Joan (aka John, Juan) J. Gilabert died at home on September 9, 2022, following a long, courageous struggle with numerous serious health challenges. He is survived by his wife Nancy, daughter Nuria and son Jordi, brother-in-law Ross and sister-in-law Barbara Johnson, and care provider Luis Batres.
Joan was born April 2, 1941, in Barcelona, Spain, during a difficult period in post-civil war Spain. He excelled in school and, like many Catalan youths of that time, left home “to seek his fortune”’ that is, to continue his studies and find work. After a year in France he continued on to Munich, Germany. There he joined a group of Catalan young men who became life-long friends. In Munich he held a variety of jobs including telegram delivery boy, a milkman to U.S. GI families, a hotel manager, and interpreter for Siemens. His father had recommended that he study economics, but he found the humanities much more interesting and thus focused on history and philosophy. He also became an avid bicyclist, making his epic trip alone from Germany, through Scandinavia as far as Nordkapp with his return via Finland. In 1966 he determined to study for his doctorate in the U.S., which he began at the University of Wisconsin (Madison) and completed at Washington University (St. Louis).
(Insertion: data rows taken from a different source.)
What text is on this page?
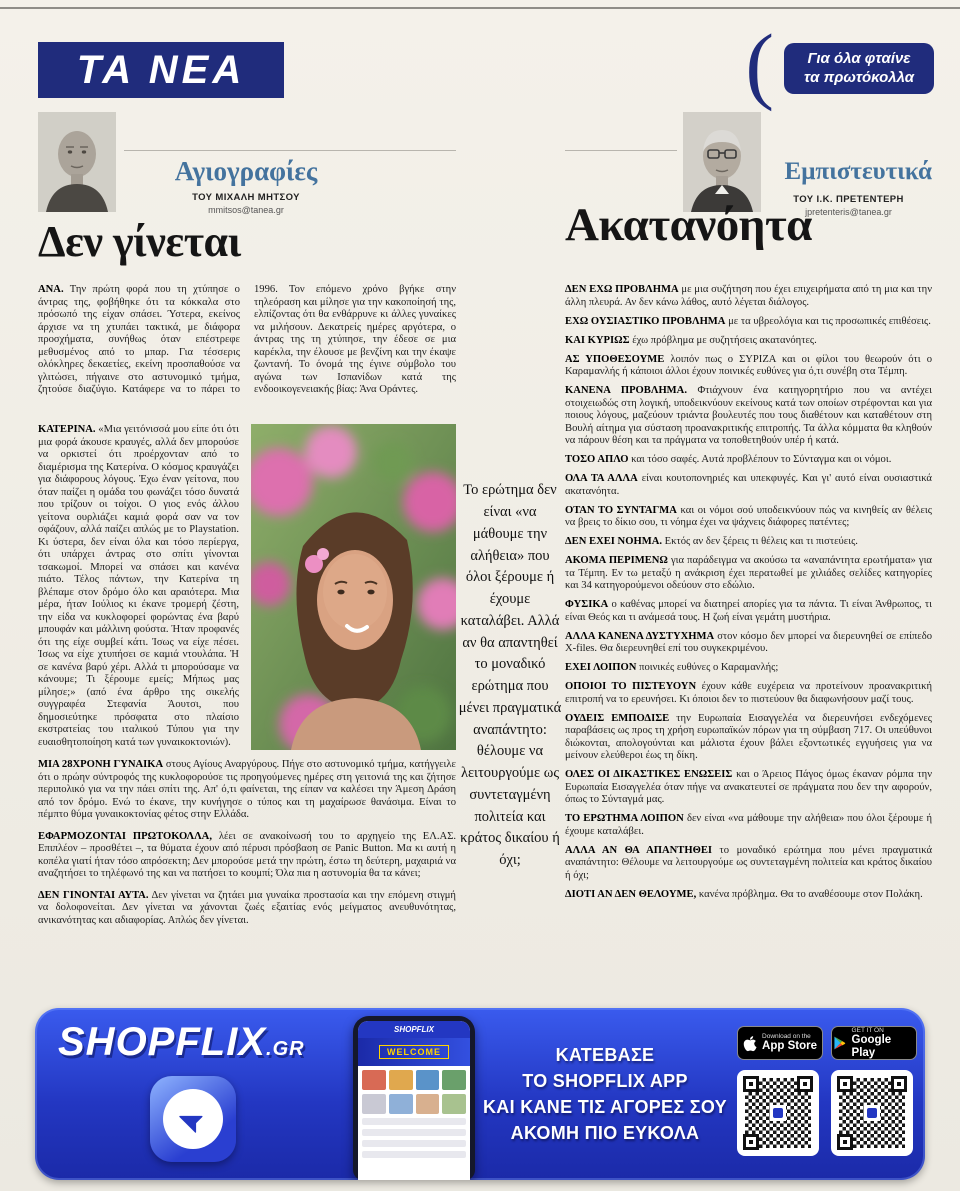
ΤΑ ΝΕΑ	(	Για όλα φταίνε
τα πρωτόκολλα
Αγιογραφίες
ΤΟΥ ΜΙΧΑΛΗ ΜΗΤΣΟΥ
mmitsos@tanea.gr
Εμπιστευτικά
ΤΟΥ Ι.Κ. ΠΡΕΤΕΝΤΕΡΗ
jpretenteris@tanea.gr
Δεν γίνεται	Ακατανόητα

ΑΝΑ. Την πρώτη φορά που τη χτύπησε ο άντρας της, φοβήθηκε ότι τα κόκκαλα στο πρόσωπό της είχαν σπάσει. Ύστερα, εκείνος άρχισε να τη χτυπάει τακτικά, με διάφορα προσχήματα, συνήθως όταν επέστρεφε μεθυσμένος από το μπαρ. Για τέσσερις ολόκληρες δεκαετίες, εκείνη προσπαθούσε να γλιτώσει, πήγαινε στο αστυνομικό τμήμα, ζητούσε διαζύγιο. Κατάφερε να το πάρει το 1996. Τον επόμενο χρόνο βγήκε στην τηλεόραση και μίλησε για την κακοποίησή της, ελπίζοντας ότι θα ενθάρρυνε κι άλλες γυναίκες να μιλήσουν. Δεκατρείς ημέρες αργότερα, ο άντρας της τη χτύπησε, την έδεσε σε μια καρέκλα, την έλουσε με βενζίνη και την έκαψε ζωντανή. Το όνομά της έγινε σύμβολο του αγώνα των Ισπανίδων κατά της ενδοοικογενειακής βίας: Άνα Οράντες.

ΚΑΤΕΡΙΝΑ. «Μια γειτόνισσά μου είπε ότι ότι μια φορά άκουσε κραυγές, αλλά δεν μπορούσε να ορκιστεί ότι προέρχονταν από το διαμέρισμα της Κατερίνα. Ο κόσμος κραυγάζει για διάφορους λόγους. Έχω έναν γείτονα, που όταν παίζει η ομάδα του φωνάζει τόσο δυνατά που τρίζουν οι τοίχοι. Ο γιος ενός άλλου γείτονα ουρλιάζει καμιά φορά σαν να τον σφάζουν, αλλά παίζει απλώς με το Playstation. Κι ύστερα, δεν είναι όλα και τόσο περίεργα, ότι υπάρχει άντρας στο σπίτι γίνονται τσακωμοί. Μπορεί να σπάσει και κανένα πιάτο. Τέλος πάντων, την Κατερίνα τη βλέπαμε στον δρόμο όλο και αραιότερα. Μια μέρα, ήταν Ιούλιος κι έκανε τρομερή ζέστη, την είδα να κυκλοφορεί φορώντας ένα βαρύ μπουφάν και μάλλινη φούστα. Ήταν προφανές ότι της είχε συμβεί κάτι. Ίσως να είχε πέσει. Ίσως να είχε χτυπήσει σε καμιά ντουλάπα. Ή σε κανένα βαρύ χέρι. Αλλά τι μπορούσαμε να κάνουμε; Τι ξέρουμε εμείς; Μήπως μας μίλησε;» (από ένα άρθρο της σικελής συγγραφέα Στεφανία Άουτσι, που δημοσιεύτηκε πρόσφατα στο πλαίσιο εκστρατείας του ιταλικού Τύπου για την ευαισθητοποίηση κατά των γυναικοκτονιών).

ΜΙΑ 28ΧΡΟΝΗ ΓΥΝΑΙΚΑ στους Αγίους Αναργύρους. Πήγε στο αστυνομικό τμήμα, κατήγγειλε ότι ο πρώην σύντροφός της κυκλοφορούσε τις προηγούμενες ημέρες στη γειτονιά της και ζήτησε περιπολικό για να την πάει σπίτι της. Απ' ό,τι φαίνεται, της είπαν να καλέσει την Άμεση Δράση από τον δρόμο. Ενώ το έκανε, την κυνήγησε ο τύπος και τη μαχαίρωσε θανάσιμα. Είναι το πέμπτο θύμα γυναικοκτονίας φέτος στην Ελλάδα.

ΕΦΑΡΜΟΖΟΝΤΑΙ ΠΡΩΤΟΚΟΛΛΑ, λέει σε ανακοίνωσή του το αρχηγείο της ΕΛ.ΑΣ. Επιπλέον – προσθέτει –, τα θύματα έχουν από πέρυσι πρόσβαση σε Panic Button. Μα κι αυτή η κοπέλα γιατί ήταν τόσο απρόσεκτη; Δεν μπορούσε μετά την πρώτη, έστω τη δεύτερη, μαχαιριά να αναζητήσει το τηλέφωνό της και να πατήσει το κουμπί; Όλα πια η αστυνομία θα τα κάνει;

ΔΕΝ ΓΙΝΟΝΤΑΙ ΑΥΤΑ. Δεν γίνεται να ζητάει μια γυναίκα προστασία και την επόμενη στιγμή να δολοφονείται. Δεν γίνεται να χάνονται ζωές εξαιτίας ενός μείγματος ανευθυνότητας, ανικανότητας και αδιαφορίας. Απλώς δεν γίνεται.

Το ερώτημα δεν είναι «να μάθουμε την αλήθεια» που όλοι ξέρουμε ή έχουμε καταλάβει. Αλλά αν θα απαντηθεί το μοναδικό ερώτημα που μένει πραγματικά αναπάντητο: θέλουμε να λειτουργούμε ως συντεταγμένη πολιτεία και κράτος δικαίου ή όχι;

ΔΕΝ ΕΧΩ ΠΡΟΒΛΗΜΑ με μια συζήτηση που έχει επιχειρήματα από τη μια και την άλλη πλευρά. Αν δεν κάνω λάθος, αυτό λέγεται διάλογος.

ΕΧΩ ΟΥΣΙΑΣΤΙΚΟ ΠΡΟΒΛΗΜΑ με τα υβρεολόγια και τις προσωπικές επιθέσεις.

ΚΑΙ ΚΥΡΙΩΣ έχω πρόβλημα με συζητήσεις ακατανόητες.

ΑΣ ΥΠΟΘΕΣΟΥΜΕ λοιπόν πως ο ΣΥΡΙΖΑ και οι φίλοι του θεωρούν ότι ο Καραμανλής ή κάποιοι άλλοι έχουν ποινικές ευθύνες για ό,τι συνέβη στα Τέμπη.

ΚΑΝΕΝΑ ΠΡΟΒΛΗΜΑ. Φτιάχνουν ένα κατηγορητήριο που να αντέχει στοιχειωδώς στη λογική, υποδεικνύουν εκείνους κατά των οποίων στρέφονται και για ποιους λόγους, μαζεύουν τριάντα βουλευτές που τους διαθέτουν και καταθέτουν στη Βουλή αίτημα για σύσταση προανακριτικής επιτροπής. Τα άλλα κόμματα θα κληθούν να πάρουν θέση και τα πράγματα να τοποθετηθούν υπέρ ή κατά.

ΤΟΣΟ ΑΠΛΟ και τόσο σαφές. Αυτά προβλέπουν το Σύνταγμα και οι νόμοι.

ΟΛΑ ΤΑ ΑΛΛΑ είναι κουτοπονηριές και υπεκφυγές. Και γι' αυτό είναι ουσιαστικά ακατανόητα.

ΟΤΑΝ ΤΟ ΣΥΝΤΑΓΜΑ και οι νόμοι σού υποδεικνύουν πώς να κινηθείς αν θέλεις να βρεις το δίκιο σου, τι νόημα έχει να ψάχνεις διάφορες πατέντες;

ΔΕΝ ΕΧΕΙ ΝΟΗΜΑ. Εκτός αν δεν ξέρεις τι θέλεις και τι πιστεύεις.

ΑΚΟΜΑ ΠΕΡΙΜΕΝΩ για παράδειγμα να ακούσω τα «αναπάντητα ερωτήματα» για τα Τέμπη. Εν τω μεταξύ η ανάκριση έχει περατωθεί με χιλιάδες σελίδες κατηγορίες και 34 κατηγορούμενοι οδεύουν στο εδώλιο.

ΦΥΣΙΚΑ ο καθένας μπορεί να διατηρεί απορίες για τα πάντα. Τι είναι Άνθρωπος, τι είναι Θεός και τι ανάμεσά τους. Η ζωή είναι γεμάτη μυστήρια.

ΑΛΛΑ ΚΑΝΕΝΑ ΔΥΣΤΥΧΗΜΑ στον κόσμο δεν μπορεί να διερευνηθεί σε επίπεδο X-files. Θα διερευνηθεί επί του συγκεκριμένου.

ΕΧΕΙ ΛΟΙΠΟΝ ποινικές ευθύνες ο Καραμανλής;

ΟΠΟΙΟΙ ΤΟ ΠΙΣΤΕΥΟΥΝ έχουν κάθε ευχέρεια να προτείνουν προανακριτική επιτροπή να το ερευνήσει. Κι όποιοι δεν το πιστεύουν θα διαφωνήσουν μαζί τους.

ΟΥΔΕΙΣ ΕΜΠΟΔΙΣΕ την Ευρωπαία Εισαγγελέα να διερευνήσει ενδεχόμενες παραβάσεις ως προς τη χρήση ευρωπαϊκών πόρων για τη σύμβαση 717. Οι υπεύθυνοι διώκονται, απολογούνται και μάλιστα έχουν βάλει εξοντωτικές εγγυήσεις για να μείνουν ελεύθεροι έως τη δίκη.

ΟΛΕΣ ΟΙ ΔΙΚΑΣΤΙΚΕΣ ΕΝΩΣΕΙΣ και ο Άρειος Πάγος όμως έκαναν ρόμπα την Ευρωπαία Εισαγγελέα όταν πήγε να ανακατευτεί σε πράγματα που δεν την αφορούν, όπως το Σύνταγμά μας.

ΤΟ ΕΡΩΤΗΜΑ ΛΟΙΠΟΝ δεν είναι «να μάθουμε την αλήθεια» που όλοι ξέρουμε ή έχουμε καταλάβει.

ΑΛΛΑ ΑΝ ΘΑ ΑΠΑΝΤΗΘΕΙ το μοναδικό ερώτημα που μένει πραγματικά αναπάντητο: Θέλουμε να λειτουργούμε ως συντεταγμένη πολιτεία και κράτος δικαίου ή όχι;

ΔΙΟΤΙ ΑΝ ΔΕΝ ΘΕΛΟΥΜΕ, κανένα πρόβλημα. Θα το αναθέσουμε στον Πολάκη.

SHOPFLIX.GR
SHOPFLIX
WELCOME	ΚΑΤΕΒΑΣΕ
ΤΟ SHOPFLIX APP
ΚΑΙ ΚΑΝΕ ΤΙΣ ΑΓΟΡΕΣ ΣΟΥ
ΑΚΟΜΗ ΠΙΟ ΕΥΚΟΛΑ
Download on the
App Store
GET IT ON
Google Play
Soon after arriving in Madison, he met Nancy in class; they married the following year. After completing his doctorate; Joan taught for several years at Kenyon College in Ohio, where the family doubled in size. In 1977, they made the move to Tucson AZ when he accepted a position teaching language, literature, history and philosophy in the department of Spanish and Portuguese of the University of Arizona, which he continued until retiring as Professor Emeritus in 2011. John loved teaching and mentoring his students, considered the bicycle the only acceptable form of personal transportation, and was dedicated to the regreening of America by planting hundreds of trees wherever he could.
Joan did not want a memorial service but will have his ashes spread beneath the pines on Mt. Lemmon. A gift in his memory to the Arbor Day Foundation is suggested.